For the purposes of this demo, resources from three wireless facilities are exploited, the Brazilian testbeds of Universidade Federal de Goias (UFG) and Universidade Federal do Rio de Janeiro (UFRJ), and the European NITOS testbed of University of Thessaly (UTH). NITOS testbed features two OF switches, one of which will be used to intercept the ARP traffic.

 

The three testbeds are configured in one VPN network, supporting Ethernet-Bridging, thus placing the resources under one single virtual LAN, as depicted in Fig. 1(a). The three islands are already federated using the cOntrol and Management Framework, named OMF. The basic building blocks of OMF are the Experiment Controller (EC) and the Resource Controller (RC). During an experiment, the user interacts with an EC instance, which orchestrates the behavior of the experiment resources, on which RCs are running. A measurement software framework closely related to OMF, named OMF Measurement Library (OML), is being used to handle experiment measurements at NITOS.

 

EU BR DEMO 2Figure 1(b)

 

We will be using multiple nodes from the UFG and UFRJ testbeds, that would on pairs provide different services, emulating a scenario for server redundancy in a Cloud Computing system.

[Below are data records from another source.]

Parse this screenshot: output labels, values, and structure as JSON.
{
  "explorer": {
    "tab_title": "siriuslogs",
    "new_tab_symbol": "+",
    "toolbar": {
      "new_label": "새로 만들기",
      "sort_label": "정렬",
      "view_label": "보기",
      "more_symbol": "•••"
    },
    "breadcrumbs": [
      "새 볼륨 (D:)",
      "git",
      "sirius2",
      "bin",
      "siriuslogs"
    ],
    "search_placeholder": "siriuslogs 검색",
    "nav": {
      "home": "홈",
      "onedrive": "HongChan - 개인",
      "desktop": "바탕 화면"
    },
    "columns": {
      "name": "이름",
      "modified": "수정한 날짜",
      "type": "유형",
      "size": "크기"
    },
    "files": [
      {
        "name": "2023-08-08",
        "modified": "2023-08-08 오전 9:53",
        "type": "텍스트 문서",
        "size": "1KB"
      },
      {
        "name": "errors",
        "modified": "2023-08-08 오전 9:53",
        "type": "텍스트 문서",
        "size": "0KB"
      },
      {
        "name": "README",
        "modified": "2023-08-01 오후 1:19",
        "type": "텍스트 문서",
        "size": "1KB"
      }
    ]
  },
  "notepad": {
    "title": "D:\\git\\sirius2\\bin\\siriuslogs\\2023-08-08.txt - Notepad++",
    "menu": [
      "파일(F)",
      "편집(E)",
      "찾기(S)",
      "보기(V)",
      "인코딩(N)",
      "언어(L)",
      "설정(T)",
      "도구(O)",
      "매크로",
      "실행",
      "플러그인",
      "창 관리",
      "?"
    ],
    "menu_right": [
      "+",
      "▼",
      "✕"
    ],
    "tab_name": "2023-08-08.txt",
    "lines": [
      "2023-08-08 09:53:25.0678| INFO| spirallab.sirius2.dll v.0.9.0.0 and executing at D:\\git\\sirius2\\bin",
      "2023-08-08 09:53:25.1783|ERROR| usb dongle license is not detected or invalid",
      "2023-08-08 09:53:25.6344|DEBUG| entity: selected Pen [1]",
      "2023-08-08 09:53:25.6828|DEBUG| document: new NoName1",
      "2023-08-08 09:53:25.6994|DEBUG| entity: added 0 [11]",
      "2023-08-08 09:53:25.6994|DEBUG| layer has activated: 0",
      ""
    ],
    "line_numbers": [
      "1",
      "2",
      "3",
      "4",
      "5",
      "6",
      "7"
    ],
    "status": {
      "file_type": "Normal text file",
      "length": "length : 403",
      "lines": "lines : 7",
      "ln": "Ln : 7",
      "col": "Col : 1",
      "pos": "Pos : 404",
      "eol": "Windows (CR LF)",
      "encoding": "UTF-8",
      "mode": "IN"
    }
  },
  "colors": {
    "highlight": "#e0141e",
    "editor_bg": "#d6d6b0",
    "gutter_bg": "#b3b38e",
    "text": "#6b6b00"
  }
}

All the content servers offering the same service would have the same IP address. If a server should offer more than one service, the server will be using multiple IP addresses using virtual subinterfaces. Multiple nodes from the NITOS testbed will be acting as the clients requesting content from the servers. All the nodes are configured with an IP address from the same local IP network. When the first client requests the service providing the corresponding URL, it retrieves the shared IP address, which should be translated to a MAC one initiating an ARP request.

 

The OF switch propagates normally this ARP request, while on the receipt of the multiple ARP replies, it selects and forwards only one of them, using a round-robin way. In Fig. 1(b) we present some measurements from our proposed setup, that have been aggregated using the OML framework. We have measured the number of the total bytes transferred to each server, and the total bytes that have been passing through the OF switch. As one can deduce from the figure, total traffic that passes by the switch is almost equally divided between the two available content servers.